The soil I use is pure sandy loam that I get from our soil supplier, very inert, the lilies do not want to have a lot of organic matter in their pots as is also true for most waterlilies.I fill my pots up a 3rd of the way and then mix in Landon granular slow release fertilizer that I get from the Plantabbs sp? aquatic fertilzer company. The idea is to mix the fertilizer in the bottom third and as the lily grows a bit more it will reach down into the soil and begin to take up the nutrients without being burned from too much too soon.I use 20-25 oz. per tub,but for the species, Amazonica and Cruziana I use the lower amount for sure as they seem to resent the fertilizer blast a bit more. The good part about this system is that you can get about 60 days of growth out of this one feeding thus making life a lot easier considering these jewels of the Amazon do require lots of food to flourish. Now, my growing environment is very controlled, the night time temp. doesn’t drop below 75-78 degrees so if you are growing outside the fert may last a bit longer and you could probably get away with using less.

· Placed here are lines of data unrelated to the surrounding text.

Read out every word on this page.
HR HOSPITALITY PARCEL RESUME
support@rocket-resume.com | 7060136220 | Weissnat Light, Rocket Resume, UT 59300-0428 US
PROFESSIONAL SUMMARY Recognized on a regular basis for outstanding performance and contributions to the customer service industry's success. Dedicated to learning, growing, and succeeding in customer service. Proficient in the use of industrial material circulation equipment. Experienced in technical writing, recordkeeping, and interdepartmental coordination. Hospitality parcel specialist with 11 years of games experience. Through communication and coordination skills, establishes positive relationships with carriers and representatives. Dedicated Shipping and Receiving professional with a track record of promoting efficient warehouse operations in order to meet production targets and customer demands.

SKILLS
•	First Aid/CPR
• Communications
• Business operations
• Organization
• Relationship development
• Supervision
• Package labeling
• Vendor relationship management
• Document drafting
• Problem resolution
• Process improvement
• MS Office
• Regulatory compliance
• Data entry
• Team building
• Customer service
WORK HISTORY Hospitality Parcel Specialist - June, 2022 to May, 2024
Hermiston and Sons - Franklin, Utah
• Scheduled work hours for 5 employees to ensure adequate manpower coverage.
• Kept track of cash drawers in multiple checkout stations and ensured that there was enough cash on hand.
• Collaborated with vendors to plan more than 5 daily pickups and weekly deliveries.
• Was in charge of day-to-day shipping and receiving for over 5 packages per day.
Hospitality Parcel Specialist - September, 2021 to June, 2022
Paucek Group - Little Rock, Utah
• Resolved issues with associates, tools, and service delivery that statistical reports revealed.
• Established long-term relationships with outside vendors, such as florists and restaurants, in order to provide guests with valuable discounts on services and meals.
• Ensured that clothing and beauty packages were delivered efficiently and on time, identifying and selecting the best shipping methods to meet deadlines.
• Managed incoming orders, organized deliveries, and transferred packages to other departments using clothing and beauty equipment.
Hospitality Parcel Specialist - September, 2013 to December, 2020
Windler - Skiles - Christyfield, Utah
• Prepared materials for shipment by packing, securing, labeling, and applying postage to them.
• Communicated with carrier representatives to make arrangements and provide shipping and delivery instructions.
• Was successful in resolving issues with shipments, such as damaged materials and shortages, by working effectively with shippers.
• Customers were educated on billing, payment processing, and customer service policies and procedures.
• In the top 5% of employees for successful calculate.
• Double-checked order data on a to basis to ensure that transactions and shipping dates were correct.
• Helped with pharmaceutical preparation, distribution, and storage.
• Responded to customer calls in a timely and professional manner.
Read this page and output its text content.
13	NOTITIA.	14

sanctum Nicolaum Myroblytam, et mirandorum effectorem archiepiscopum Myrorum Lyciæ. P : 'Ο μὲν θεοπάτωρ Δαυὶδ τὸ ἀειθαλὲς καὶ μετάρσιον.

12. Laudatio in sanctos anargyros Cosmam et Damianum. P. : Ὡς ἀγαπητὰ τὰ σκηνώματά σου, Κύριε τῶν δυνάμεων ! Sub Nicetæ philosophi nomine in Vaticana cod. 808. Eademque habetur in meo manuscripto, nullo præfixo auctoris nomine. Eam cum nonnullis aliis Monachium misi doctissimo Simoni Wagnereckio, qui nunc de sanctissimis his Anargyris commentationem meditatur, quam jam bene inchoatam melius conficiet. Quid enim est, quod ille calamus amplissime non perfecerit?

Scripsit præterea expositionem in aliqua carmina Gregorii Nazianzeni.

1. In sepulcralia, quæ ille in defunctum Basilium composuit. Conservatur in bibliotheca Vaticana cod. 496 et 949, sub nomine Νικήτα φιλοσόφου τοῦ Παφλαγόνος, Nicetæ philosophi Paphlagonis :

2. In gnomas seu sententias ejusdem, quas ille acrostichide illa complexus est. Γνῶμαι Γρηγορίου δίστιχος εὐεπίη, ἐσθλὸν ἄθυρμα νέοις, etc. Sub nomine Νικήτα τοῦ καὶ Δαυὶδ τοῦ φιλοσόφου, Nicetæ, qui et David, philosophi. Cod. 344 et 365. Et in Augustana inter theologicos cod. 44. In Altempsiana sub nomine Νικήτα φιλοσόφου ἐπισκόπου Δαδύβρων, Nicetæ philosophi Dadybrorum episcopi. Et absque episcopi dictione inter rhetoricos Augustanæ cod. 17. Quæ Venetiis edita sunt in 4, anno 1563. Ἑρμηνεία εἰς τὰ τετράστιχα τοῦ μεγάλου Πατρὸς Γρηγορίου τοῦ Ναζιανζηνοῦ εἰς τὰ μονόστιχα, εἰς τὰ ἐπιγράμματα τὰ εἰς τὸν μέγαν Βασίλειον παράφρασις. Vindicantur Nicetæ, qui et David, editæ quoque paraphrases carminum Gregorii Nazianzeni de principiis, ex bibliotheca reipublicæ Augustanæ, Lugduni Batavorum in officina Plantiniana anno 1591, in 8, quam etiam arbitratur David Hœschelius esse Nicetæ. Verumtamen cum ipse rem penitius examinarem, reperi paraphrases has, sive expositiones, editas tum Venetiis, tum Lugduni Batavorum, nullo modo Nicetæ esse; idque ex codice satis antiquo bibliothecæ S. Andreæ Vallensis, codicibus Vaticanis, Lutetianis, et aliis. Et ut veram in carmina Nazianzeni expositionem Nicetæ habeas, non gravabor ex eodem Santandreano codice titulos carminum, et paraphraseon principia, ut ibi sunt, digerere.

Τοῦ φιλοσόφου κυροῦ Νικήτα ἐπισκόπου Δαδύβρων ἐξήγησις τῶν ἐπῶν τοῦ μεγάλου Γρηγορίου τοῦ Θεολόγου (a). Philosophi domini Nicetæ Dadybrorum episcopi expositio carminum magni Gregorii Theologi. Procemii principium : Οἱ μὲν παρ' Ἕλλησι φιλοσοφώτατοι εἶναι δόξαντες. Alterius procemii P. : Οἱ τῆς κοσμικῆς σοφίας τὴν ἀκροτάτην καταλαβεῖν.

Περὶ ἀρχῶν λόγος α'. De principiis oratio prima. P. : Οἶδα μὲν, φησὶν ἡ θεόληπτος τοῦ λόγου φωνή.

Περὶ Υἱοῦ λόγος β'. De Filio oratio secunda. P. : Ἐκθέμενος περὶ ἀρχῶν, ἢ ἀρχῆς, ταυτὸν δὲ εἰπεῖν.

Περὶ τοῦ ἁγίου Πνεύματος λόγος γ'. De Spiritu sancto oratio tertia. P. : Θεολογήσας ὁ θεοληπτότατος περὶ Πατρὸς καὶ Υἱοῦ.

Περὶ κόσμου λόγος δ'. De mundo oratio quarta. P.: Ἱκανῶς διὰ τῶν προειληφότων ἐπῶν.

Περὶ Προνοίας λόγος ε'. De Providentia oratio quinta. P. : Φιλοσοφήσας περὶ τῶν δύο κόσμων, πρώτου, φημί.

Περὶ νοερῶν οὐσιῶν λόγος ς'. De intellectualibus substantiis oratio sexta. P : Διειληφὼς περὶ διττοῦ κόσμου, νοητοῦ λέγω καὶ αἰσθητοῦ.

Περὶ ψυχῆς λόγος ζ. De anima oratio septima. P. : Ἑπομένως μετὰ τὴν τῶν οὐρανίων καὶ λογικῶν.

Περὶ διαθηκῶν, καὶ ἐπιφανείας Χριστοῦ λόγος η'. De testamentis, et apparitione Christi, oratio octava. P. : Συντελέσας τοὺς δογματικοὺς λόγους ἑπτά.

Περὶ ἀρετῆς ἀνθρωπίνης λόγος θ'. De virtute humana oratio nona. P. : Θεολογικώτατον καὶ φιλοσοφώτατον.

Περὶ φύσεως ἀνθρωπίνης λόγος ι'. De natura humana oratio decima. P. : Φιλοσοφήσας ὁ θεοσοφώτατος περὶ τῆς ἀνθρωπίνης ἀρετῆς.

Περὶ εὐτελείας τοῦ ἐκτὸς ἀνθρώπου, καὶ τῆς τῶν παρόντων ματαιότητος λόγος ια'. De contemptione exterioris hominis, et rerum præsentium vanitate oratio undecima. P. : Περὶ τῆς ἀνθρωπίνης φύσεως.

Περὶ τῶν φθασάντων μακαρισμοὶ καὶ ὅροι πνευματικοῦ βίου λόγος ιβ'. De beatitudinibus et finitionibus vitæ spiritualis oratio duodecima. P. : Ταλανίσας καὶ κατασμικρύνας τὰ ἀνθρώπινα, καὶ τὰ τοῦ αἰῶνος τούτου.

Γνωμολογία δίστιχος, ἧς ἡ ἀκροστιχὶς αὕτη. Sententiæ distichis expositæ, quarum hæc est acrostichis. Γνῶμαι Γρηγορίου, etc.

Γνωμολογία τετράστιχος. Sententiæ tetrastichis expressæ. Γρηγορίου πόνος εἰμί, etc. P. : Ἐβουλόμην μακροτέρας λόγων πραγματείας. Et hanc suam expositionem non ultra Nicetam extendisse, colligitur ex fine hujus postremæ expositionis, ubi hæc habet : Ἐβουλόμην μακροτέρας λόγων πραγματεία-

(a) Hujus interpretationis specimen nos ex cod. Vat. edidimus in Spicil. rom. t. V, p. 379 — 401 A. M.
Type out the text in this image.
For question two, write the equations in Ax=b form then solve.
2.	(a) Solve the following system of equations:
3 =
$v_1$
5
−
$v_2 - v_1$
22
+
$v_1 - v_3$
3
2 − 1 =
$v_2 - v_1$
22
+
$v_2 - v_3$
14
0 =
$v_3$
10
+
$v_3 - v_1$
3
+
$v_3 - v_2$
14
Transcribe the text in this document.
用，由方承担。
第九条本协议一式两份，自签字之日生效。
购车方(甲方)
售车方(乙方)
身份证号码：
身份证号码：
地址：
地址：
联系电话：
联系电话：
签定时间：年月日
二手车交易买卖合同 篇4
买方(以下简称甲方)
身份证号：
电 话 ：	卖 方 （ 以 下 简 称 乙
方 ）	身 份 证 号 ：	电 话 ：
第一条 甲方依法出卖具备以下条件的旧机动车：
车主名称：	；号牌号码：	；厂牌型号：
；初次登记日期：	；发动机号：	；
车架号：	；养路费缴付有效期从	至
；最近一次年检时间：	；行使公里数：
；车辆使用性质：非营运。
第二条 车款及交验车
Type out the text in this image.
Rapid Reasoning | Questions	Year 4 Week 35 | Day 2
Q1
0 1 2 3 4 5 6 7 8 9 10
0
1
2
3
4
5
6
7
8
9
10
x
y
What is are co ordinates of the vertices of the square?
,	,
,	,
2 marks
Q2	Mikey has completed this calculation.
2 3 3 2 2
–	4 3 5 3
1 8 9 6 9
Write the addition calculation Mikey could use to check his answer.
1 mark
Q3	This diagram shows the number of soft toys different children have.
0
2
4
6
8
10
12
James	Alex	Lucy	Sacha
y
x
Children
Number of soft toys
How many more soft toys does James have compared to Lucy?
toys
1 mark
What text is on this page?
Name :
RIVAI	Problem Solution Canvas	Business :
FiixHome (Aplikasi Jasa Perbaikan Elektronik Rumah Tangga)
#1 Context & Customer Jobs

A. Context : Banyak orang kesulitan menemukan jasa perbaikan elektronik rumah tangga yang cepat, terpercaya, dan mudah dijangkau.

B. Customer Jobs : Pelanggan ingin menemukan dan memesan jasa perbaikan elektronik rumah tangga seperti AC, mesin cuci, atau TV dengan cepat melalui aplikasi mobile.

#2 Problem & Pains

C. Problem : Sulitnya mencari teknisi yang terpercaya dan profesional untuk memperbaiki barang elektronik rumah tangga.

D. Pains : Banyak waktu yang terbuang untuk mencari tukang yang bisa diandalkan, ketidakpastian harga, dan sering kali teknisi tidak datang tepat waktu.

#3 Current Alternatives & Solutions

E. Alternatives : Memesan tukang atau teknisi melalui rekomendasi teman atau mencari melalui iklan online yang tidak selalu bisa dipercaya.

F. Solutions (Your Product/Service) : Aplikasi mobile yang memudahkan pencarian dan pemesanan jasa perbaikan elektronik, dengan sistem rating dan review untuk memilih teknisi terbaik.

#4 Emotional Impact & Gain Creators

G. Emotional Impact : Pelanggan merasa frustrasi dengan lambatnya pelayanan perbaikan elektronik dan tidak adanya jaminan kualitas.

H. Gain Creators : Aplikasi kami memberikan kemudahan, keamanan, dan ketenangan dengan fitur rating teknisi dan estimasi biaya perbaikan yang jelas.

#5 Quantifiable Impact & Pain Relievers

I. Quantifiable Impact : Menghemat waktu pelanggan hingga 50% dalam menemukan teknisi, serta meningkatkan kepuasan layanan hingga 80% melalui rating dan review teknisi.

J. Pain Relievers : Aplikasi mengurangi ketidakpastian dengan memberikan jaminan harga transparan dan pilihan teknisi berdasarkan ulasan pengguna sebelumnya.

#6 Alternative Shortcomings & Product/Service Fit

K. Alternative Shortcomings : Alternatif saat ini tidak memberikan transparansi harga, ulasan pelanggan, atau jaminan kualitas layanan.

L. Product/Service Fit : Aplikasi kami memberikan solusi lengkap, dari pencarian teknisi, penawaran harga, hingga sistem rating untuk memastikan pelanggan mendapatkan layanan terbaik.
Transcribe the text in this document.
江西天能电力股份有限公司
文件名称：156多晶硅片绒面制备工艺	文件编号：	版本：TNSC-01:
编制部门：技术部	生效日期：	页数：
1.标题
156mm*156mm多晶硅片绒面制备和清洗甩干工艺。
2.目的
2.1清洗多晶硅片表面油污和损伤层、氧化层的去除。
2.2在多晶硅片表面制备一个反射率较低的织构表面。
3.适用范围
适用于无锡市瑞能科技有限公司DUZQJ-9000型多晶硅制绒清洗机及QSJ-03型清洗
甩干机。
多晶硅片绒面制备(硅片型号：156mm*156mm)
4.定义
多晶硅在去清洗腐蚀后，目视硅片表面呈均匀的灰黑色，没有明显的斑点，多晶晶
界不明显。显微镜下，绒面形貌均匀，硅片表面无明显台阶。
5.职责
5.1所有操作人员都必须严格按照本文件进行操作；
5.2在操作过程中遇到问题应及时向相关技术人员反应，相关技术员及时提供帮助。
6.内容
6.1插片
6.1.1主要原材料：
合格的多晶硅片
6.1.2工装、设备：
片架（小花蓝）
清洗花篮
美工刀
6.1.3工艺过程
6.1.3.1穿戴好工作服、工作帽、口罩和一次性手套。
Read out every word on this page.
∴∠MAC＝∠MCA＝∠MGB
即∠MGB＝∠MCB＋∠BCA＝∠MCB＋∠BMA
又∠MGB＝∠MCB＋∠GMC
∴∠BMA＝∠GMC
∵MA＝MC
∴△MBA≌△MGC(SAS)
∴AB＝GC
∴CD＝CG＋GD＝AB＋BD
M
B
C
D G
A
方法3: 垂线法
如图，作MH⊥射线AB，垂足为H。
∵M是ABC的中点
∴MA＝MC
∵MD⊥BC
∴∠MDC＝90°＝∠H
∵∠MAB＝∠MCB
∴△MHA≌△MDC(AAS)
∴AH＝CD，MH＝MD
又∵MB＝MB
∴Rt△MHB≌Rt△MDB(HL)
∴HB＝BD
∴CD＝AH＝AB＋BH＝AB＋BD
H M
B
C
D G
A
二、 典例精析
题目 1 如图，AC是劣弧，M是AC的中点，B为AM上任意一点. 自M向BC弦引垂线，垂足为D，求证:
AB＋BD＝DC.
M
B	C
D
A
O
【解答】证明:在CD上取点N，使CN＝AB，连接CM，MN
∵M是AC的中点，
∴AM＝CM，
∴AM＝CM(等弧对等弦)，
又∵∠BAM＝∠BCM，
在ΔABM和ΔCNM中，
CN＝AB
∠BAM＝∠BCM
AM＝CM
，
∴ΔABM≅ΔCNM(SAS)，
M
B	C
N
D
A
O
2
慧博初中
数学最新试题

Now here is the change from my past growing practices, after hearing about the 6′ leaves that they are getting out at the Sarah Duke Gardens from my friend Tamara Kilbane I decided to try their method of also putting in pondtabbs in the lower third of the soil strata along with the granular. So far so good, the tranplanted LW is getting huge without any signs of being burned.I put 10 in the species pots and 15 into the hybrids. At this point I have pretty much planted up all the big pots for the summer (12-13) and they all seem to be doing fine.

As is illustrated in the photos after putting in the fert and packing down the soil you simply add more soil to the top pack that down water them and then ease them into the water. If you do live in an area that has a very warm growing environment it may be best to place your plants a bit lower in the pots as they have a tendancy to grow upwards and out of the soil as they really get going, this will allow you to add more soil later on. One of my biggest drawbacks here is that I do not have the depth to keep the crowns from growing up and out of the water before the season passes. This is mainly true of the Primary Hybrids, LW and Adventure. There is a system called Chop n Drop that is very effective that can be found on the Victoria-Adventure website. If the crowns do come up and out they can dessicate and eventually lead to the plants ultimate demise. This has happened here many times over the years so I have been performing the Chop N Drop method more, it’s too painful to watch the slow death.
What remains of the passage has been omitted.